John Goodman, Alan Arkin and Ben Affleck greenlight
a fake movie to save endangered Americans in Iran
in "Argo" © 2012 Warner Bros.


Argo

(Reviewed October 3, 2012, by James Dawson)

Director/star Ben Affleck's "Argo" was overpraised with Oscar buzz after early screenings, which is unfortunate. This period piece about the American hostage crisis that began in 1979 Iran has its good points, including a few genuinely suspenseful moments. But anyone expecting an incisive cinematic masterwork instead of a fairly conventional phonied-up thriller will be in for a disappointment.

Based on actual events but enhanced with a frustrating number of fictional flourishes, "Argo" relates how CIA agent Tony Mendez (Affleck) carries out an elaborate hoax to rescue Americans secretly holed up in the Canadian ambassador's residence in Tehran. Those six literally slipped out the back door of the US embassy when rioters took 52 of their coworkers hostage.

"Exfiltration" expert Mendez, who specializes in seemingly impossible extrications of human assets from unfriendly areas, is a bearded and out-of-the-box thinker who naturally makes his desk-bound superiors look like out-of-touch dummies. He proposes that the CIA set up a bogus movie production company that will send him to Tehran in the guise of a Canadian scouting locations for a science-fiction film called "Argo." Mendez intends to supply the six hunkered-down Americans with Canadian passports and new identities as the phony film's director, cameraman, writer and other associates.

Preposterous as the idea sounds, it beats alternatives such as smuggling bicycles to the six so they can pedal 300 miles to the Turkish border. Bryan Cranston plays Mendez's typically gruff but admiring boss, who helps sell the idea to the State Department.

"Argo" has a lot of fun with two Hollywood types enlisted in the charade. John Goodman plays an easygoing makeup artist who has provided unspecified help to Mendez in the past. Alan Arkin is an entertainingly cantankerous producer who sardonically observes that "John Wayne's in the ground six months, and this is what happens to America."

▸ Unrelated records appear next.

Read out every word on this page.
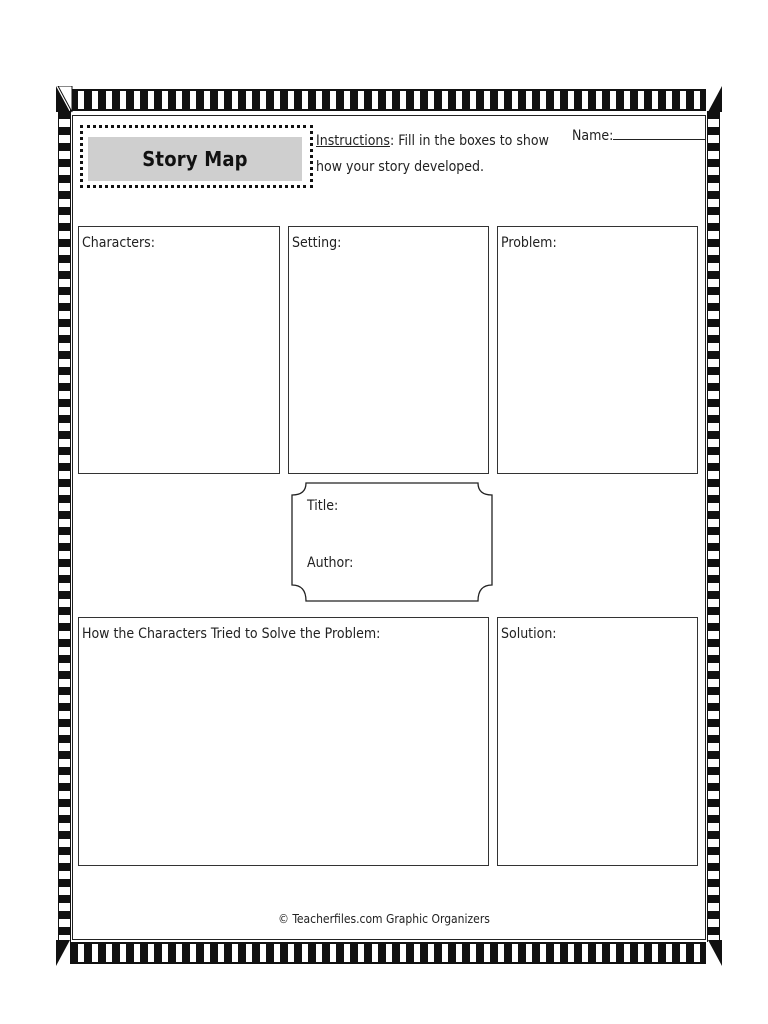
Story Map
Instructions: Fill in the boxes to show how your story developed.
Name:
Characters:	Setting:	Problem:
Title:
Author:
How the Characters Tried to Solve the Problem:	Solution:
© Teacherfiles.com Graphic Organizers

The main problem with the film is that first-time screenwriter Chris Terrio has added too many completely imaginary scenes under the guise of dramatic license, instead of sticking with facts that would have been sufficiently fascinating. The movie is full of ridiculous last-second saves and even a bullets-flying car chase that simply didn't happen. Also, Washington never put everyone's life at risk by pulling the plug on the mission at any point, and a ticking-clock kerfluffle over airline tickets that looks glaringly unlikely is, sure enough, completely bogus.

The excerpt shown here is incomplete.